From 1995 to 1998 Pele held the title of Brazil’s Extraordinary Minister for Sports, making him Brazil’s first black minister. He tried to clean up the corruption in Brazilian soccer by passing legislation that club presidents be fiscally responsible, but he faced tough opposition.

“Yes, we had a lot of problems in Brazil,” Pele said. “I tried to start a new law in Brazil, but the club directors were against my law. I tried to clean up the game because the corruption was so big.”

The Brazilian ace still faces opposition in his homeland, and organizers of the Peace Cup were disappointed that Brazilian club Sao Paulo didn’t make the trip after initially signing on. The team was replaced by Uruguay’s Nacional.

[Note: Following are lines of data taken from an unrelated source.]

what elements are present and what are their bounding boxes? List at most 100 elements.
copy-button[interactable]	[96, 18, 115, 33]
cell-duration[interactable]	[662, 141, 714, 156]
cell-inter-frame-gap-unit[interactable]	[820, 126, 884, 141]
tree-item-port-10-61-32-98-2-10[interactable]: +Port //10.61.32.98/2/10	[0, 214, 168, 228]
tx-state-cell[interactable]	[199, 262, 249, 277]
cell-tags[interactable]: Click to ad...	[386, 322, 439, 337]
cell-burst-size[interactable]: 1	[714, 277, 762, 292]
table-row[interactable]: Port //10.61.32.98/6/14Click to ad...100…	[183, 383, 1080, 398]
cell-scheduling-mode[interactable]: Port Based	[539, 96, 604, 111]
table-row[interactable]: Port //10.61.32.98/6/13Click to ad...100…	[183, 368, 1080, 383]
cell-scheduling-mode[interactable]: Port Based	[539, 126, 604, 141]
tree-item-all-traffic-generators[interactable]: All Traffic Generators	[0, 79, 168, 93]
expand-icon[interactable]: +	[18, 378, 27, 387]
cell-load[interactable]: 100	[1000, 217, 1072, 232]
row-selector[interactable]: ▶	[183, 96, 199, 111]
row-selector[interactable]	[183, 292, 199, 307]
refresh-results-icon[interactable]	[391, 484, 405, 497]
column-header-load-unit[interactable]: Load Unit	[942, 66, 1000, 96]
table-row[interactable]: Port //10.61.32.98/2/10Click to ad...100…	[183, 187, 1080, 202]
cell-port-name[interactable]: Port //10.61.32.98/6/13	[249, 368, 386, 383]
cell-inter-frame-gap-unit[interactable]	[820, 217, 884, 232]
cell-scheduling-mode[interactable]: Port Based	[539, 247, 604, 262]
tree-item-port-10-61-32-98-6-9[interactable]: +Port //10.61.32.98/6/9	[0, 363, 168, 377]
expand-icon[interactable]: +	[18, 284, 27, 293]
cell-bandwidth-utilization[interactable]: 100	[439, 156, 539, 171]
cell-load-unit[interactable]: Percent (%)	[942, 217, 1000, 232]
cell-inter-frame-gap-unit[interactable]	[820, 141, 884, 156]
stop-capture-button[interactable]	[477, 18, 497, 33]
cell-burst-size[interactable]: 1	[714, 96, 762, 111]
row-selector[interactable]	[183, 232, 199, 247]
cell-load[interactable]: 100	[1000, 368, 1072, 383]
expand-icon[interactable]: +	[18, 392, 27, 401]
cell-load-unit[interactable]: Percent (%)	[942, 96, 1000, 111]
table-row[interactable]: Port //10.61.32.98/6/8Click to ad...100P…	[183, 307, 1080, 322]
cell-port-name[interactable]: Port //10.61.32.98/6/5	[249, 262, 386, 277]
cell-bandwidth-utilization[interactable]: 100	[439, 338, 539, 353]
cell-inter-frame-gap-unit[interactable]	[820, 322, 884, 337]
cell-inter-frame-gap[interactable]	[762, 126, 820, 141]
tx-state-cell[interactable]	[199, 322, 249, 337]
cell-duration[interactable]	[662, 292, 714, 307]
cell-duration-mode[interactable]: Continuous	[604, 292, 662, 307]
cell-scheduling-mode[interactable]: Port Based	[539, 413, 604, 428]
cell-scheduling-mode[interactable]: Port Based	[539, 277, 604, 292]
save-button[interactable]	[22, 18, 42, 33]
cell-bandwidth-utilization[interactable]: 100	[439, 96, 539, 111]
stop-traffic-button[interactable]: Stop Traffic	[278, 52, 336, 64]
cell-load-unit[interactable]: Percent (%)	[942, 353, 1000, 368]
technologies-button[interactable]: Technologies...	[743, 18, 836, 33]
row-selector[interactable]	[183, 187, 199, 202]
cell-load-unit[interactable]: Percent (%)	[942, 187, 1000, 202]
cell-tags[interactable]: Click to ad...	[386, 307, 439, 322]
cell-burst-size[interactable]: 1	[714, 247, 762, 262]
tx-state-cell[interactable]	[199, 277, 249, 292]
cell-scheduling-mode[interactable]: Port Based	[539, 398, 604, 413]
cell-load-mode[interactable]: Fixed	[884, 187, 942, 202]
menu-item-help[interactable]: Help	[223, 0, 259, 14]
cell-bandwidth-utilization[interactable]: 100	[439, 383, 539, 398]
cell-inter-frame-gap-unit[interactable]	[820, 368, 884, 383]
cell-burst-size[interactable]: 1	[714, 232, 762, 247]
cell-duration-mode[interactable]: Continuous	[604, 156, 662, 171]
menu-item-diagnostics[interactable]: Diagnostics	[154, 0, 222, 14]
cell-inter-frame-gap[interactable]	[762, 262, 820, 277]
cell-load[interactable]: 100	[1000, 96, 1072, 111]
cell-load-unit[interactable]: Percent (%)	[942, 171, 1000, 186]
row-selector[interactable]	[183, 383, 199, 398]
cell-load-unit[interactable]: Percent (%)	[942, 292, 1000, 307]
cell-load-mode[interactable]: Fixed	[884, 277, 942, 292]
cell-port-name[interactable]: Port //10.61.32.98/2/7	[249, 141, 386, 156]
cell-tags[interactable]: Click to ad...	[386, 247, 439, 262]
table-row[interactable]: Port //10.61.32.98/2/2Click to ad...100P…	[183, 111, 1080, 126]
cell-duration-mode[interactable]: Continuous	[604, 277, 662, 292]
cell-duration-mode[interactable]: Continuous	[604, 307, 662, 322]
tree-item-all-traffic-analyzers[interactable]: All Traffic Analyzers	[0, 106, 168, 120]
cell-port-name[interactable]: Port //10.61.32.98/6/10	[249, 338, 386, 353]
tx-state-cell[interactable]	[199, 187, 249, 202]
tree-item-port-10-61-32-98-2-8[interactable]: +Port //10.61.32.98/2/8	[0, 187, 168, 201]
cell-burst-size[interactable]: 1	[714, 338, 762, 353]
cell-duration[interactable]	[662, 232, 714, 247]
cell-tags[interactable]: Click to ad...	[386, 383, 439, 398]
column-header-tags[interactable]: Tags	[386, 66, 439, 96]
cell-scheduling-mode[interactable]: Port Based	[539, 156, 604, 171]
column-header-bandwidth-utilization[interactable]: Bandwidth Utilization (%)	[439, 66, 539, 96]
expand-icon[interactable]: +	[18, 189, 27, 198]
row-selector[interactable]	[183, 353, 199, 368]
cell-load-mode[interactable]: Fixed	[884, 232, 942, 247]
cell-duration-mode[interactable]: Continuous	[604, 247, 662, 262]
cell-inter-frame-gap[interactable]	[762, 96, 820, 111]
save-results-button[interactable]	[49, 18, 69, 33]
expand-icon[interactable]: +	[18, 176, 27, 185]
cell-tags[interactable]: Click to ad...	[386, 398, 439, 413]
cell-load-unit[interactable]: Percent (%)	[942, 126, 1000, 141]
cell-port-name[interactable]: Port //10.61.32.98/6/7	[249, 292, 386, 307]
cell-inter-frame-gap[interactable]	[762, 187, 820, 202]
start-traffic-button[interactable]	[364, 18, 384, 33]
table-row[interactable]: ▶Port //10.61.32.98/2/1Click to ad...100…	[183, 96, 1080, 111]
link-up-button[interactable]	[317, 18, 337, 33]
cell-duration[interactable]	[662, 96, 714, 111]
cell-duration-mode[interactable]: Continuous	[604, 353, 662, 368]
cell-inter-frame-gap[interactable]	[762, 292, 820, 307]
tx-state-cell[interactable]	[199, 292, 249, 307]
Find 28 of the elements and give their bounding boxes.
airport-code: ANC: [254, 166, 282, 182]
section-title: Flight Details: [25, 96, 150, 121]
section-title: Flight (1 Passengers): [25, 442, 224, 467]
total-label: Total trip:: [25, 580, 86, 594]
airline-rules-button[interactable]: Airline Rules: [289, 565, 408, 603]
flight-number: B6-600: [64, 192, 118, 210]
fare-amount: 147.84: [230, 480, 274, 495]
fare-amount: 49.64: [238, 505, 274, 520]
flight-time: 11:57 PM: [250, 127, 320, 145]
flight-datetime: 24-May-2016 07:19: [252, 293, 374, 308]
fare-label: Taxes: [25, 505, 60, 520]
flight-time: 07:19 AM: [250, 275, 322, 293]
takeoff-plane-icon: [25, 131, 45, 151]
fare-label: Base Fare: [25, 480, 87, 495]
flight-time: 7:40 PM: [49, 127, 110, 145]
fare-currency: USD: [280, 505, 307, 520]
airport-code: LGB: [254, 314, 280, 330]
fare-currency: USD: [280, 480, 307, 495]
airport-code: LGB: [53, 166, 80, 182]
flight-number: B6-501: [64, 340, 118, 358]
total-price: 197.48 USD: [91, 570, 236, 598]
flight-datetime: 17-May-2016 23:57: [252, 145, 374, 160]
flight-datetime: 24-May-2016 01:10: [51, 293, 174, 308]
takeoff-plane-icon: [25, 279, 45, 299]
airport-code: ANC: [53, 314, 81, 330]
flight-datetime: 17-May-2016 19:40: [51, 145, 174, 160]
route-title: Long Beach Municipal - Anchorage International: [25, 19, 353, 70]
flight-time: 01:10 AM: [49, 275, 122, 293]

Pele works tirelessly as an ambassador of soccer but is well rewarded. He reportedly earns more than $20 million a year from his sponsors, MasterCard, Coca-Cola, Nokia and Viagra.

His father, Dondinho, also was a talented player who once scored six goals in a game with his head, a feat Pele never accomplished.

As for tonight’s Gold Cup semifinal game between the United States and Brazil in Miami, Pele was picking no winners.

“Today the game is very even, and you can never play an easy game,” Pele said. “Look what happened at the World Cup. Argentina was favorite and didn’t get out of the third round. France was meant to be in the final and was beaten by Senegal and look at how well Korea did. Even the United States, they lost to Germany in the World Cup because the referee made a big mistake. Brazil may have a little more experience, but the level of the game played by the U.S. team is the same, no doubt.”

Notes — Korean World Cup star Ji Sung Park, now with PSV, was named the tournament MVP and won the Golden Ball. … The founder of the tournament, the Rev. Sun Myung Moon, awarded PSV the winners’ trophy and check despite the heavy rain. … The first 12 games of the event, held in six venues throughout Korea, drew an average crowd of 28,304. … In yesterday’s championship game, there was so much water on the field that players were trying to juggle the ball before kicking it because it would not run along the ground. At one point, van Bommel, who won the game on a penalty kick in the 22nd minute, literally tried to swim in a large puddle on the field.